One interesting bit, I was just playing around with the Fell fonts in an ePub. The OpenType fonts don't have a dedicated small-caps typeface, but the small-caps glyphs are included in several of the fonts. I wasn't able to get small-caps to display with the OpenType font faces, is there something special that can be done in the CSS to accommodate this, or do I have to just use the dedicated ttf typeface?

bobcdy
06-04-2011, 10:45 PM
Idolse,
As far as I know, one needs a dedicated small cap font to be able to type the letters with a computer keyboard. Otherwise one needs to use a special program such as 'Popchar' to insert the small caps where needed. This is a pretty slow process for using small caps in an epub.

If the owner of the font, such as the Fell fonts allows alteration of the font with a font program such as 'fontforge' or 'FontCreator', then one can fairly easily change the font so that the small caps are located where the lower case letters normally would be. This would work as a normal small caps font, although there might be problems with kerning if one didn't work on it.

(After posting the above material, I downloaded the Fell fonts and studied them with FontCreator. The Fell fonts may look ok on the web, and probably are usable for epubs but they are pretty crude when shown in FontCreator. I remembered then that I had done the same thing some time ago and decided they were not sufficiently well-formed for my use - perhaps this conclusion was a bit harsh, and perhaps I might try them if the small caps were accessible with the computer keyboard. I'll try emailing the author and see if he's willing for them to be altered or if he has a small cap font already done.)

ldolse
06-04-2011, 11:49 PM
(The Fell fonts may look ok on the web, and probably are usable for epubs but they are pretty crude when shown in FontCreator. I remembered then that I had done the same thing some time ago and decided they were not sufficiently well-formed for my use - perhaps this conclusion was a bit harsh, and perhaps I might try them if the small caps were accessible with the computer keyboard. I'll try emailing the author and see if he's willing for them to be altered or if he has a small cap font already done.)

Not sure if you mean the way the fonts are built or the appearance - I suspect you're referring to how they're built, but I think the appearance is a bit crude on purpose. For period books I don't have a problem with the appearance.

The ttf download did have dedicated smallcaps options accessible from a keyboard, so I suppose it would be straightforward to convert those to otf if that was preferred.

bobcdy
06-05-2011, 01:04 AM
You're correct - the true type files have 'sc' fonts that look pretty good unless greatly magnified. With FontCreator, with glyphs-magnify options, the individual glyphs are very crude compared to commercial (or even the better class of non-commercial ones), but they should be adequate for epubs. And perhaps the font author intentionally incorporated the crudeness to emulate the old type.

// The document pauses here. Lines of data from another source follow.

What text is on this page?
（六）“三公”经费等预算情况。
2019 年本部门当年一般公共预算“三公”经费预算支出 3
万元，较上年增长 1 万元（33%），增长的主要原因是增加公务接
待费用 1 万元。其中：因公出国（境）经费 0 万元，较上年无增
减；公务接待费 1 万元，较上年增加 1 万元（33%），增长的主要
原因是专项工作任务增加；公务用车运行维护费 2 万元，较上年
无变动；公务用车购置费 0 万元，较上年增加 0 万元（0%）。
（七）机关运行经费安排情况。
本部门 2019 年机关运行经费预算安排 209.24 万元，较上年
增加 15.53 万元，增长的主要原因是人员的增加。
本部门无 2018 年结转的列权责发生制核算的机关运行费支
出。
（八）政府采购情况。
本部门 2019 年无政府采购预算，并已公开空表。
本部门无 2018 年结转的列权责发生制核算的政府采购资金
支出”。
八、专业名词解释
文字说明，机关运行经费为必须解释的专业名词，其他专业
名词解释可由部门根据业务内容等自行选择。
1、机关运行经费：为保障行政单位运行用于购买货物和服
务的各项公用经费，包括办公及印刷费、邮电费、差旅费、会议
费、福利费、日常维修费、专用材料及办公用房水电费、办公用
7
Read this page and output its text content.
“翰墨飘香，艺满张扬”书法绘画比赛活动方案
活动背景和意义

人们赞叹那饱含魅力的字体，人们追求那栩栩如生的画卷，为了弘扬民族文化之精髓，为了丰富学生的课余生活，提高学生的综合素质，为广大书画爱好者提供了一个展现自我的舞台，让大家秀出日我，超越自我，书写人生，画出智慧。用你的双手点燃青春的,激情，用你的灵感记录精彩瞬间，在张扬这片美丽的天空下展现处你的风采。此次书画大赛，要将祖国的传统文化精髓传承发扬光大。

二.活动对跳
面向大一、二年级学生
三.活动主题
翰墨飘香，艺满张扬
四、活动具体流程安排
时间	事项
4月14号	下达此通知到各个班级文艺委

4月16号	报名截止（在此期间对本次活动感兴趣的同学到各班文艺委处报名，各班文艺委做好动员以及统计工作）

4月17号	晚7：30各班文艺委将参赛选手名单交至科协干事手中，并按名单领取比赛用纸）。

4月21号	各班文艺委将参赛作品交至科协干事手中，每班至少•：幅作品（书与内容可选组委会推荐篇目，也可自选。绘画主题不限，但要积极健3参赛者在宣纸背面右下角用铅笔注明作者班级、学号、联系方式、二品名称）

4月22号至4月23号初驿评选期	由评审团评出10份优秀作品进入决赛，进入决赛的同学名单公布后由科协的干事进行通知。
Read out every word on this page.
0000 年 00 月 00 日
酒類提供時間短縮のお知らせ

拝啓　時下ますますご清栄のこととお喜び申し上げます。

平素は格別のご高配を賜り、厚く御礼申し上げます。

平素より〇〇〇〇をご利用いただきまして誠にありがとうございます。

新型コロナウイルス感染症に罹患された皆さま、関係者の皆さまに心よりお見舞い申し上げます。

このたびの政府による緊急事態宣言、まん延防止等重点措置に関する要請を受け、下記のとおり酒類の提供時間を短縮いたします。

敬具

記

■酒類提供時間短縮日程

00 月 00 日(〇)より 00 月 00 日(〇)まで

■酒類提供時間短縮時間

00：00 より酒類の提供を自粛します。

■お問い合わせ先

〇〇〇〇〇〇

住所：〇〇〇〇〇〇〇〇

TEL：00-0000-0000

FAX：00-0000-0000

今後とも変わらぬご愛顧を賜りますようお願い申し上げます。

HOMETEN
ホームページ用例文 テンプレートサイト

I didn't realize that the otf and the ttf fonts differed - previously, and this time before you pointed out the difference, I had downloaded the otf fonts and found they did not have keyboard useable sc fonts. The true type sc fonts have the proper sizes of 'capitals' and 'lower case' and I think they should look much better than my usual small cap fonts or the Sil tuned small cap fonts.

Thanks for pointing out my incorrect assumption about ttf and otf!